Pachymetry is a procedure used to measure the thickness of the cornea. An ultrasound device called the pachymeter is used to carry out this procedure. During refractive surgery procedures such as LASIK (laser-assisted in-situ keratomileusis), tissues from the cornea are usually removed. It is therefore necessary to ensure that enough tissue remains in the central part of the cornea to prevent ectasis, or abnormal bowing, of thin corneas. It is here that pachymetry plays a role. It has been discovered that extreme thinness of the cornea is closely related to the risk of glaucoma.
Optical pachymetry uses the principle called optical interferometry. Multiple peripheral measurements of the thickness of the cornea are obtained.
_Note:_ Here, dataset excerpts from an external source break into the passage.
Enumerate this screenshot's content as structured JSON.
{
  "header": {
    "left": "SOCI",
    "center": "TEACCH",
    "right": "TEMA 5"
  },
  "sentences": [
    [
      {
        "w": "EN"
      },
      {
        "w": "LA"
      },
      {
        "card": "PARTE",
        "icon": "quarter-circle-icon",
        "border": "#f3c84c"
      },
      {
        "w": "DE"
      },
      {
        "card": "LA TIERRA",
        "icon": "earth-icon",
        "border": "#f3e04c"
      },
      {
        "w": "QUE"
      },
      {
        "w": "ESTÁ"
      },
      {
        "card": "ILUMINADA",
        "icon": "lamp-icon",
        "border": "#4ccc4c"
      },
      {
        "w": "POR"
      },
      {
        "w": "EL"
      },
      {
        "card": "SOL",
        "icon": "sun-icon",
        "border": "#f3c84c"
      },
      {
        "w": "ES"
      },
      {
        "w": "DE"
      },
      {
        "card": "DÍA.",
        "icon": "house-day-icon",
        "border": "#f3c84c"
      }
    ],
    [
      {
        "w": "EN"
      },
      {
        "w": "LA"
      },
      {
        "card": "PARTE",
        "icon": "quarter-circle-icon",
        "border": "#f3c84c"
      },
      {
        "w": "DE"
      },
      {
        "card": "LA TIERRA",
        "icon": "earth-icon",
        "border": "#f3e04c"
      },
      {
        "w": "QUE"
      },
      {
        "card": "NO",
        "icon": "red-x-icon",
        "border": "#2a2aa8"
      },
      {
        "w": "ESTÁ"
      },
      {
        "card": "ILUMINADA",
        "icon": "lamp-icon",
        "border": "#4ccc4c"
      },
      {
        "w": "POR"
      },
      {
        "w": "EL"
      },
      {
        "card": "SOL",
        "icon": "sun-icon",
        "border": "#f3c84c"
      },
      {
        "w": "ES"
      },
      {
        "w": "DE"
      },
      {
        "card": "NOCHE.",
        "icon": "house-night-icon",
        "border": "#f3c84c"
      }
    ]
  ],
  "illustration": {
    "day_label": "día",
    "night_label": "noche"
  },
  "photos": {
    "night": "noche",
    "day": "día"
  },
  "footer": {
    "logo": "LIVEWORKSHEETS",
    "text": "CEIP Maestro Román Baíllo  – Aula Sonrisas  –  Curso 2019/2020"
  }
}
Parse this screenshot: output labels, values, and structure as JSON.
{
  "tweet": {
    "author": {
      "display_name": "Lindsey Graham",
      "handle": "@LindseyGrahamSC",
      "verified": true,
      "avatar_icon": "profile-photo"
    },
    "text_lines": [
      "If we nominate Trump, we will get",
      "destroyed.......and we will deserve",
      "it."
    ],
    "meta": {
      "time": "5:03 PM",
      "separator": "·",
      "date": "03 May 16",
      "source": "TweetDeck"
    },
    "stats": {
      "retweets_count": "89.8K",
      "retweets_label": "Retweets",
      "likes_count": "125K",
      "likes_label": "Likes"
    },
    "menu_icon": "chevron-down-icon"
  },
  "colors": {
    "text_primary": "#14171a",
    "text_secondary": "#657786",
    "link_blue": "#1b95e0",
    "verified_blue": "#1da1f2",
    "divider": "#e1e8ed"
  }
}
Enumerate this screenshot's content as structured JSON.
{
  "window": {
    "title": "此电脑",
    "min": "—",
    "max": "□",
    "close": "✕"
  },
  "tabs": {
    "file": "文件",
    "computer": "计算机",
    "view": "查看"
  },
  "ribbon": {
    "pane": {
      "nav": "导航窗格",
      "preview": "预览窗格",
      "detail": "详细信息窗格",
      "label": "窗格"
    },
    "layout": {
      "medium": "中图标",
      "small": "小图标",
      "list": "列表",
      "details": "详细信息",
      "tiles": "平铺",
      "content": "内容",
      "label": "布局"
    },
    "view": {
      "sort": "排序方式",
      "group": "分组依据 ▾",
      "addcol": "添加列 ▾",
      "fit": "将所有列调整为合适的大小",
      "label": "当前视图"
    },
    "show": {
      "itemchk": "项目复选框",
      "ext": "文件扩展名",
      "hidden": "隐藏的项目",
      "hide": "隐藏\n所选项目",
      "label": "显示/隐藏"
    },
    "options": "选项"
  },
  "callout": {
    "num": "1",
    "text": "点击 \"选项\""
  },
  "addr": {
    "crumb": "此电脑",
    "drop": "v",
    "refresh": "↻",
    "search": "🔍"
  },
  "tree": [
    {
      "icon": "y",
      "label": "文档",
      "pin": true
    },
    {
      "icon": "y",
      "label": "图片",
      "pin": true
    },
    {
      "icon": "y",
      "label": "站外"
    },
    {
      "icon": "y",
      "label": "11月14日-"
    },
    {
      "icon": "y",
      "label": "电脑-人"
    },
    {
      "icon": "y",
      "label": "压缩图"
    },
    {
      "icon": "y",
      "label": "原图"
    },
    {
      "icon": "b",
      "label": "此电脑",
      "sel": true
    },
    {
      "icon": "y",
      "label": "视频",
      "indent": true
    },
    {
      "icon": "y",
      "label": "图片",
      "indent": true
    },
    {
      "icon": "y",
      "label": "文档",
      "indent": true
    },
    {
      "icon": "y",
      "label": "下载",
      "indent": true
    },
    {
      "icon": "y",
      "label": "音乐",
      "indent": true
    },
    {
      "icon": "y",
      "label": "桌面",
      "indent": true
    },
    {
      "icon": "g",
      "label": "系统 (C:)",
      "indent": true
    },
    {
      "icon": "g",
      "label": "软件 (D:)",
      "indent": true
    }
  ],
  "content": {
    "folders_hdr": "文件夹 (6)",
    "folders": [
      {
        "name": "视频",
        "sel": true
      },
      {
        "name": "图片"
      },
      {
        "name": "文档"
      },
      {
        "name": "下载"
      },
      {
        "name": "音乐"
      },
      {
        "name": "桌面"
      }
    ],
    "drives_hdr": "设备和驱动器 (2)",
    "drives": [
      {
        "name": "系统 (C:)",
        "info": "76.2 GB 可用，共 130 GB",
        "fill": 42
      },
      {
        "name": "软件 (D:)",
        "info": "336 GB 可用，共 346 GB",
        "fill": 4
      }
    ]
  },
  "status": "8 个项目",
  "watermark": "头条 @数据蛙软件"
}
Pachymetry can be used to determine if the cornea is swollen. Conditions such as Fuch’s Dystrophy can cause the fluid in the cornea to accumulate thus causing an overall increase in the thickness of the cornea. Excessive use of contact lens is another factor that could cause swelling of the cornea. This may be difficult to see under the microscope. However, pachymetry will show a definite increase in thickness.
- Pachymetry assists greatly in the diagnosis of glaucoma.
- Pachymetry helps determine the thickness of the cornea in potential refractive surgery candidates
- Pachymetry helps in monitoring the effects of various therapies that make use of lasers, filtering surgery or eye drops.